"Tous les groupes porteurs de la mémoire de la guerre d'Algérie s’estiment trahis"

Entretien
de Philippe Faucon
80 minutes 2006

Une réalité particulière
 
Le film de Philippe Faucon nous montre un aspect de la guerre d’Algérie qui a été peu filmé : une guerre faite d’attente, de tension quotidienne dans ces postes isolés, avec de brusques explosions de violence. On a du mal à comprendre que l’essentiel de cette guerre a été mené dans ce qu’on appelait à l’époque le bled, et pas dans les villes où vivaient en majorité les Européens. Ce film montre aussi une réalité dont on a peu parlé, celle du déplacement des populations paysannes par l’armée française. C’est un processus massif qui a concerné, de1956 à 1961 environ, près de deux millions de paysans. Quand on parle de la guerre d’Algérie on imagine des affrontements, des embuscades, des coups de main. On oublie la violence particulière subie par des populations paysannes déracinées et précarisées. 
 
Roque et Taieb

La force du film est de ne pas se limiter au point de vue du lieutenant français. Roque et Taieb sont deux personnages à part entière, aussi ambigus l’un que l’autre. Taieb est double bien sûr mais Roque l’est tout autant : il est à la fois très proche de ses appelés musulmans, et extrêmement méfiant. Toutes choses que la mise en scène retranscrit bien, par les silences, les regards…
 
Les appelés musulmans
 
Il ne faut pas confondre les harkis, troupes supplétives recrutées sur place, et les appelés qui accomplissaient leur service militaire comme les jeunes Français.
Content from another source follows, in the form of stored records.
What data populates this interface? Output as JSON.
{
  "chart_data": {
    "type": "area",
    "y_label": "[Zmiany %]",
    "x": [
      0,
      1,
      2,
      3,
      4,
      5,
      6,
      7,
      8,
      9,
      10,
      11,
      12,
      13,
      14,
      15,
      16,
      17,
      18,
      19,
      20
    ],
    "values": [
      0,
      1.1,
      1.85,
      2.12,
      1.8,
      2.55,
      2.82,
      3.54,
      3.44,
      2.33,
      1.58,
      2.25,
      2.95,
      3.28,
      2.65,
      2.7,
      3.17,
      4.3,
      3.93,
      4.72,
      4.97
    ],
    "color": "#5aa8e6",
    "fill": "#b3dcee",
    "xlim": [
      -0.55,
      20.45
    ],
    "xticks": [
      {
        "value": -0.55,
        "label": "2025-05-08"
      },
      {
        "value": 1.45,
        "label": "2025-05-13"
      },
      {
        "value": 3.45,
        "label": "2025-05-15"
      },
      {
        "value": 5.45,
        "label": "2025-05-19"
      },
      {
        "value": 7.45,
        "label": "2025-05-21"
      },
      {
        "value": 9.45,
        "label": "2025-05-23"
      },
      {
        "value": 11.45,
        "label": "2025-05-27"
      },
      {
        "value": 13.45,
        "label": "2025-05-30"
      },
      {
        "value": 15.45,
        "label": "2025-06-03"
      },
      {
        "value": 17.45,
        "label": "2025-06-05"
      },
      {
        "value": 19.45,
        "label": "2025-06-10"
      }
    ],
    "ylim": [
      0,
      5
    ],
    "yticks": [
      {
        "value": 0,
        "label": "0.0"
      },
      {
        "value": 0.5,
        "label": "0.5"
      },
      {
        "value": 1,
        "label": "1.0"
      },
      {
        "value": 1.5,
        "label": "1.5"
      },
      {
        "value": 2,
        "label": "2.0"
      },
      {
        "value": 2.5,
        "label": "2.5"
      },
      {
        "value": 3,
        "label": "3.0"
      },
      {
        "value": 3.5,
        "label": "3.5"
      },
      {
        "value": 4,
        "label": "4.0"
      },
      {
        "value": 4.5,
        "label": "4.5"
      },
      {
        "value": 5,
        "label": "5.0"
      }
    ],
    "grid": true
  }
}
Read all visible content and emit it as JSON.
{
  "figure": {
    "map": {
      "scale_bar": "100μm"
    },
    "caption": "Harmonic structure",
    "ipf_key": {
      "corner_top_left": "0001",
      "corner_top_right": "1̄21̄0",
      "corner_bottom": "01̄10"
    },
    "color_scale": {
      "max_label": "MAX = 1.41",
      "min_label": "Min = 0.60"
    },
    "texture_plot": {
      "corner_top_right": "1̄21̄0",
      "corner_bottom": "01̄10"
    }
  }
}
En principe les Algériens, n’étant pas considérés comme citoyens français à part entière, n’avaient pas l’obligation de faire leur service militaire. A partir de 1957, l’armée française fait de plus en plus appel à eux, pour pallier ses problèmes de recrutement en métropole. Le processus s’accélère avec la série de mesures destinées à consacrer l’égalité citoyenne, décidées après l’arrivée au pouvoir de De Gaulle. En 1962, on estime leur nombre à 50 000 dans l’armée française.
 
Le piège
 
Les années 1958-60 marquent un fort durcissement du conflit, à la fois du côté français (c’est la conséquence du « Plan Challe ») et du côté de l’ALN de plus en plus acculée. Les jeunes appelés qui arrivaient dans ce contexte étaient piégés. Quel a été leur sort après le 19 mars 1962 ? Une grande partie a été intégrée à l’armée française, dans laquelle elle a fait carrière. Une deuxième partie a rejoint ce qu’après le cessez-le-feu on appelle la force locale. Une minorité enfin a réussi à se fondre dans la population et à échapper aux massacres. Mais les appelés étaient moins déconsidérés que les harkis, dont les commandos ont été engagés dans des actions très violentes à la fin de la guerre.
 
« Trahison »
 
C’est un mot-symbole pour la Guerre d’Algérie, de même que le mot d’abandon. Tous les groupes porteurs de la mémoire de cette guerre s’estiment trahis : les pieds-noirs par la parole du général De Gaulle, les harkis évidemment, mais aussi les officiers supérieurs français (qui se sont vus voler leur victoire), et quelque part également le peuple algérien qui a été dépossédé de sa victoire, de son indépendance. Ce sentiment de trahison et de dépossession a engendré une amertume tenace, de part et d’autre de la Méditerranée. C’est pourquoi la sortie d’un film sur la Guerre d’Algérie est toujours un événement…
 
L’authenticité
 
La Trahison a été tourné en Algérie, c’est suffisamment rare pour être souligné : la plupart des films français qui évoquent la Guerre d’Algérie ont été tournés en Tunisie ou au Maroc, ce qui induit une certaine déréalisation. Ici au contraire on sent l’Algérie réelle, à travers les paysages, la lumière, le dialecte.

Benjamin Stora est professeur des universités. Il enseigne notamment l’histoire du Maghreb contemporain et de l’immigration maghrébine en Europe à Paris XIII et à l’INALCO. Il est l’auteur de nombreux ouvrages sur la guerre d’Algérie (voir son site internet).